Beer is coming. Columbus Winter Beerfest and Creative Living’s Brew Review are this weekend, and the Columbus AleFest takes place in a couple of weeks.

Sure, it’s fun to drink a bunch of beer, but if you make the most of these opportunities then you’re well on your way to the pantheon of beer geekdom — the greatest of geekdoms.

Columbus Brewing Company Brewmaster Eric Bean and AleFest founder Joe Waizmann offered some tips on conquering beer festivals.

1. Be prepared

Most festivals offer guides, maps and other literature about the beers, the breweries and the general flavor profiles of different styles. Use these to create a plan of attack.

“Do a little bit of quick shopping and see what’s available. Come up with a preliminary plan,” Bean said.

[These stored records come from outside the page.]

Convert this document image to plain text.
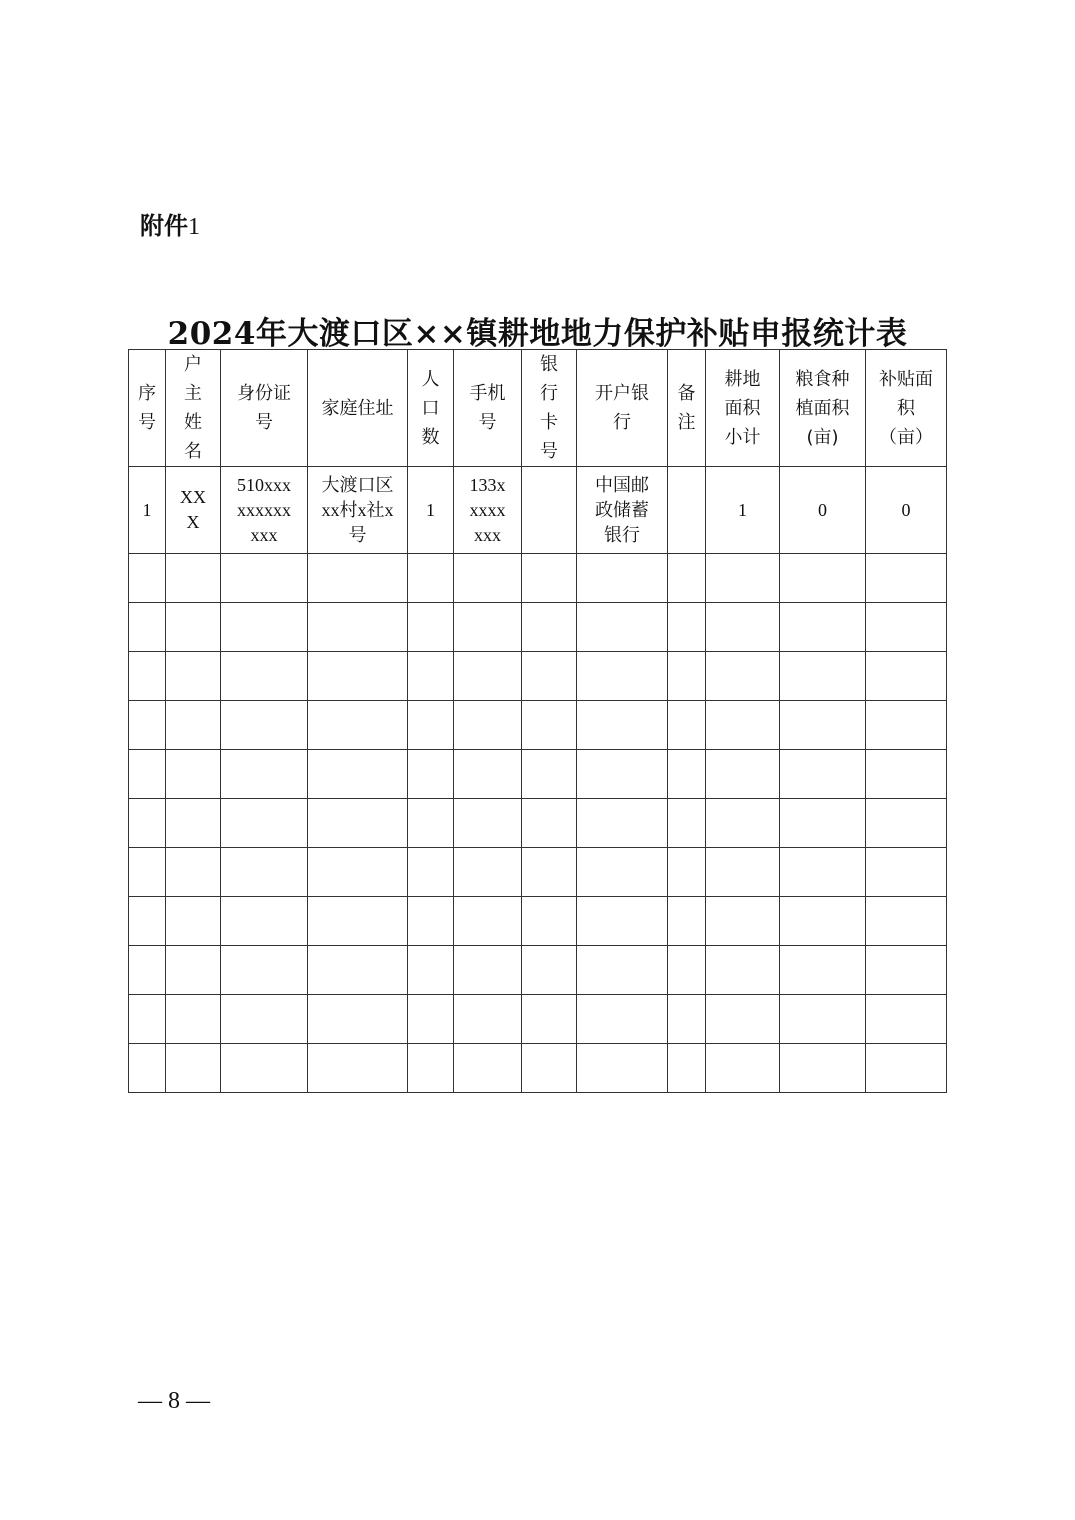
附件1
2024年大渡口区××镇耕地地力保护补贴申报统计表
序
号	户
主
姓
名	身份证
号	家庭住址	人
口
数	手机
号	银
行
卡
号	开户银
行	备
注	耕地
面积
小计	粮食种
植面积
(亩)	补贴面
积
（亩）
1	XX
X	510xxx
xxxxxx
xxx	大渡口区
xx村x社x
号	1	133x
xxxx
xxx		中国邮
政储蓄
银行		1	0	0

— 8 —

Taking out the first 10 minutes — maybe while sampling that first beer — can make a huge difference.

2. Follow the buzz

If you hear people raving about a certain beer or brewery, give it a shot.

Bean suggests that you visit booths that are manned by a brewer or specialist from the brewery. “If I’m going to take time out to go to an event … I’m going to bring something special,” he said.

3. Drink outside the box

The whole point is to try new stuff or things you can’t find at your local beer stores or bar.

“It’s all about education and exposure, so go outside your comfort zone. There’ll be some casks at AleFest, and I recommend people give those a try,” Waizmann suggested.

“I look for beers I haven’t had or haven’t had in a long time,” Bean said. “It’s a great opportunity because you’re not out 10 bucks for a six pack, you’re out a ticket.”

4. Group ’em

Sample the different styles — stouts, IPAs, etc. — with each other.

“To compare them, it’s a lot easier if you have them back to back,” Bean said. “A good way to attack a festival is to drink a couple of styles instead of being all over the board. It’s going to keep you from having that palette fatigue.”

5. H20 me, ASAP

No, pilsners don’t count — drink water to cleanse your palate and stay hydrated. Also remember to rinse your glass if you reuse it.

6. Be friendly

“This is a sharing culture, and you’ll end up talking with people. Take their advice. People are enthusiastic and want to share their thoughts,” Waizmann said.

7. Take notes

Beer drinking isn’t supposed to be homework, but you’ll thank yourself later. The quantity of samples makes it hard to recall them all, and alcohol generally doesn’t improve memory function. Just a simple check mark or plus or minus will suffice.